I am trying to estimate goodness of fit for normal distribution of error using chi-squares based criterion.
Specifically, I have a sample and it's estimate. From there I calculate the errors in approximation. I now use these errors as new, assumed normally distributed) observations, O, where the expected theoretical observation ,E, now is either the mean of these errors or 0 (you want the estimate to be perfect).
Using https://en.wikipedia.org/wiki/Goodness_of_fit chi-squared statistic should be equal to 1 for exact fit, which a-priori I do not expect.
I want approximate fit, and what I get is chi-squared statistic equal to ~1.3 - 1.5. On small samples these become sometimes 2-3.

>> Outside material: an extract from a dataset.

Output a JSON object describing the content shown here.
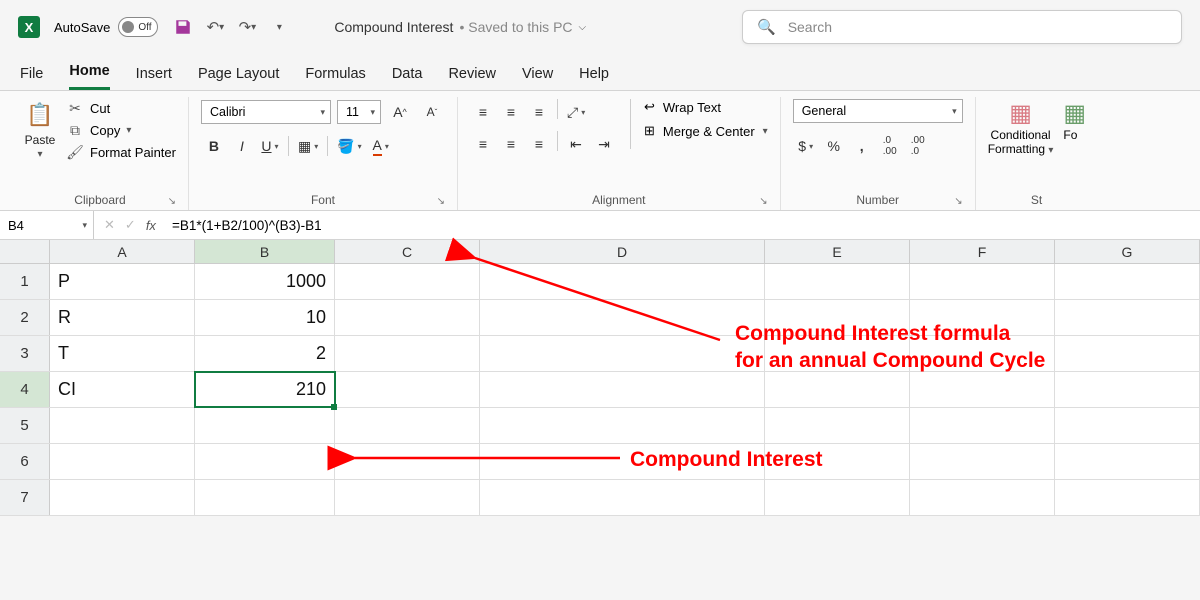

Is this considered a bearable fit?
I implemented this in python, so the code is
def chi_squared(error,mean,var,N,n):
return ((error)**2/var).sum(0)/(N - n - 1)
or
def chi_squared(error,mean,var,N,n):
return ((error - mean)**2/var).sum(0)/(N - n - 1)
where N is the number of observations (len(error)) and n = 2 (number of parameters that I am trying to fit which are mean and var).
It works fairly well (I think) with as little as 6-8 observations which is strange as you need sufficient statistics to approximate gaussian (at least 10 samples, etc...) - I would expect higher values of chi-statistics...
Sample of the data:
[-0.626637 -0.466102 0.235232 -1.803282 -0.376370 -0.891675 -0.347168 0.000000]
From here I compute the mean and var and apply the above procedure (my true data is a pd.DF where each column contains a series as above, hence .sum(0). Can be used with sum() when using other data types)
Following a comment from @tom: the data I am using is numerical rather than categorical, hence using scipy.stats.chisquare is impossible. It seems that I need to calculate the chi-statistics and p-values myself, unless there is a way to do it from python directly?
Thank you in advance.